Hyper-Pigmentation (Melasma) an advanced understanding of the causes of hyper pigmentation and what you can do to make a difference, without the side effects of Hydroquinone and A.H.A’s. A breakthrough in natural ingredients: the U.C.E. Complex. How you can lighten and brighten skin without damage.
University Medical Center Schleswig-Holstein
Keynote: Eczema in childhood
Time : 10:10-10:50
Regina Folster-Holst has completed her PhD in 1984 from Christian Albrechts University, Germany. After a Medical Assistant time in a children's clinic for cystic fibrosis and allergy at Amrum, Germany in November 1985 she began her Specialist training for Dermatologists at the Department of Dermatology, Kiel, Germany. In 1992, she was recognized as a Specialist in Dermatology and Allergology. Since 1992 she works as a Senior Physician at the University Medical Center Schleswig-Holstein, Department of Dermatology in Kiel, Germany. Her clinical activity and research priority is primarily in the area of atopic dermatitis, pediatric dermatology and Parasitosis. She has published more than 160 papers in reputed journals. Since May 2016 she is the President of the European Society for Pediatric Dermatology (ESPD).

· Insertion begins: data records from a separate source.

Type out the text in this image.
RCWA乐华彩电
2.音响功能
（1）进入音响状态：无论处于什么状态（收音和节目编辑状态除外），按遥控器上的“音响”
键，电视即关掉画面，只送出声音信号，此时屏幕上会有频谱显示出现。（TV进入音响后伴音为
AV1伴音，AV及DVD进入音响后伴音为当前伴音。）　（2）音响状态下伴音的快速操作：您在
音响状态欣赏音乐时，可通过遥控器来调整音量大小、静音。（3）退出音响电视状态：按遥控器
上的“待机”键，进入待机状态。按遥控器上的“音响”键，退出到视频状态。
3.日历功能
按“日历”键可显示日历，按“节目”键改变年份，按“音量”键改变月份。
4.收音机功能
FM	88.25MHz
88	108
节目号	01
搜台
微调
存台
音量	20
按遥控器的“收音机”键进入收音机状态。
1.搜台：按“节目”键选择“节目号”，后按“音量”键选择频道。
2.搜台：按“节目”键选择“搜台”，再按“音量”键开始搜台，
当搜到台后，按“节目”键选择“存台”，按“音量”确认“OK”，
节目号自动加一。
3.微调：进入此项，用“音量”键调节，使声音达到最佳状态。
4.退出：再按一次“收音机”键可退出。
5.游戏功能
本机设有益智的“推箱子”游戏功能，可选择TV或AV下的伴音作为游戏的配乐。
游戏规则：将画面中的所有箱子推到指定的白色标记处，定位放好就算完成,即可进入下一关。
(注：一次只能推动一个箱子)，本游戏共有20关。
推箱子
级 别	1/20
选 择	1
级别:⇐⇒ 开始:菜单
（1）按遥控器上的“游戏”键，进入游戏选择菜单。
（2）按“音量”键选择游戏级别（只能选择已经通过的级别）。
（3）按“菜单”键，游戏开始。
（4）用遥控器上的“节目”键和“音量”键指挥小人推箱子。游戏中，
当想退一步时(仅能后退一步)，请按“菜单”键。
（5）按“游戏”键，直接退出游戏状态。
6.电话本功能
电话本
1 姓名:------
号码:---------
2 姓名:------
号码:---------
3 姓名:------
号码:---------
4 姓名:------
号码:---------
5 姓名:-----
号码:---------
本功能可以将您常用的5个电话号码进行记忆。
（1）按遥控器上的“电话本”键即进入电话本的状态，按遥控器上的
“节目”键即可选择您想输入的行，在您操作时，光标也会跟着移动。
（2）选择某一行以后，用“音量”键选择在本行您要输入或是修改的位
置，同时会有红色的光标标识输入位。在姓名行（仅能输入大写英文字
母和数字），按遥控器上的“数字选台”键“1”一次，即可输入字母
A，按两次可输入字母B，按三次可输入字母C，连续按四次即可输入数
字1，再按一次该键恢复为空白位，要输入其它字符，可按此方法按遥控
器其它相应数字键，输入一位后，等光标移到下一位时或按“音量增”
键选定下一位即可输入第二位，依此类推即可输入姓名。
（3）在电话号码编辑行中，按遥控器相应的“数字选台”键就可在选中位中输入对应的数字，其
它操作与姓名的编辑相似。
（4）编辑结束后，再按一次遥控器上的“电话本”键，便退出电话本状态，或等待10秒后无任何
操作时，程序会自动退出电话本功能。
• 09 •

Eczematous lesions in childhood are very common and mainly related to atopic dermatitis (atopic eczema). However there are many differential diagnoses including other eczematous disorders than atopic dermatitis (AD) as contact dermatitis and seborrheic dermatitis, ichthyoses like ichthyosis vulgaris, parasitoses as scabies, and rare diseases due to immunodeficiency/immune defects including Netherton syndrome and Omenn syndrome, and nutritional deficiency (for example zinc, biotin). Interestingly, there are many different phenotypes of AD, not just age and race-dependent. In this context, the intrinsic and extrinsic form, as well as the classical flexural form and the nummular form have to be mentioned. In many cases the AD can be controlled by avoiding trigger factors and using topical treatment including emollients and anti-inflammatory drugs. However, a small subgroup of patients requires systemic drugs because of recalcitrant disease.